10. Et les Allemands, et les Français, et les Anglais doivent déclarer globalement qu’ils étaient un petit peu fâchés, mais maintenant c’est fini, on n’en parle plus, salut. Ce n’est pas grave.

11. Et de toute façon, qu’ils s’arrêtent de disputer sur ce qu’il y aura avec ceci et qu’est-ce qu’il y aura avec cela, mais qu’ils règlent toute la question à la façon des deux Juifs qui devaient se partager un foie gras et aucun des deux n’osait se prendre le plus grand morceau, ils se l’offraient perpétuellement, je vous en prie, servez-vous – jusqu’à ce que l’un d’eux se serve quand même le plus grand morceau. Dis donc, lui dit l’autre, tu n’es qu’un impoli, tu te prends le plus gros. Lequel aurais-tu pris ? Lui demande l’autre... Ah bon ? Je t’en prie, je te l’ai bien laissé.

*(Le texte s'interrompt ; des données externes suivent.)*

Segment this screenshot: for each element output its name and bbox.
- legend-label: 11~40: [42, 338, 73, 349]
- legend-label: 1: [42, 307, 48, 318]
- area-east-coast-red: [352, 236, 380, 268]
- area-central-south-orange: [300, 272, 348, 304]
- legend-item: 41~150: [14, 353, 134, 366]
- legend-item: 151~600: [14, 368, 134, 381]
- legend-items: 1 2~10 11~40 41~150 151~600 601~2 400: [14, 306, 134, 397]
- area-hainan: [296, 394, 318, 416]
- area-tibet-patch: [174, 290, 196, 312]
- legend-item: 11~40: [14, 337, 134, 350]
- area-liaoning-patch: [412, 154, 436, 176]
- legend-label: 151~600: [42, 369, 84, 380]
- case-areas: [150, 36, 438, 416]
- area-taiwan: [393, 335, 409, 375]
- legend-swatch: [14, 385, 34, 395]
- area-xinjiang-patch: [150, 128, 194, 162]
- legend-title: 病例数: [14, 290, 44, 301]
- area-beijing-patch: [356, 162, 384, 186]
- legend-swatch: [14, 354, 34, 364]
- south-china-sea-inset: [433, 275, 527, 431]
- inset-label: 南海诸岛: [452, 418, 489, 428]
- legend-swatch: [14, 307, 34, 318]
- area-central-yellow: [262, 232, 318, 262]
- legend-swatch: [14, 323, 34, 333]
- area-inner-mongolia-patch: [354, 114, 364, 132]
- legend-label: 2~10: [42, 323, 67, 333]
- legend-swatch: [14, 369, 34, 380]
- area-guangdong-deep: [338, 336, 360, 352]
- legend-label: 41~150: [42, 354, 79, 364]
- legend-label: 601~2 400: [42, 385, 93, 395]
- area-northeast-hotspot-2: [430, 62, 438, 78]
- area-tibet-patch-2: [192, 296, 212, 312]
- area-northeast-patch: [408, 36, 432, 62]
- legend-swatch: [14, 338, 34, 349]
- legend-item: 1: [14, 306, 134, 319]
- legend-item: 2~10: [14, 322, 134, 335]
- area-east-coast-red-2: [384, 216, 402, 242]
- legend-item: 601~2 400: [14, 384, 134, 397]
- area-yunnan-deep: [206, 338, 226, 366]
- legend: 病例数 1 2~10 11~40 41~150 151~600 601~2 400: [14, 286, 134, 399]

12. Et en général, que les gens ne médisent pas les uns des autres, et que surtout ils n’usent pas d’expressions imagées comme : le même désir ardent brûle au fond de l’âme de chacun de nous, et comme des aigles…

13. Et en général, personne ne doit dire un mot, expliquer, s’excuser, faire valoir des arguments et des circonstances atténuantes, personne ne doit rien prouver, ni avertir de rien, mais tout le monde doit hausser les épaules et tendre la main.

14. Et puis parlons d’autre chose.

Sur la base de ces conditions, je suis prêt à me réconcilier avec tout le monde.

 

Suite du recueil

 



[1] Ce texte a paru d’abord dans Pesti Napló le 5 octobre 1918. Allusion aux « quatorze points de Wilson » nom donné au programme du traité de paix par le président des États-Unis Woodrow Wilson pour mettre fin à la Première Guerre mondiale et reconstruire l'Europe dans un discours retentissant du 8 janvier 1918 devant le Congrès des États-Unis.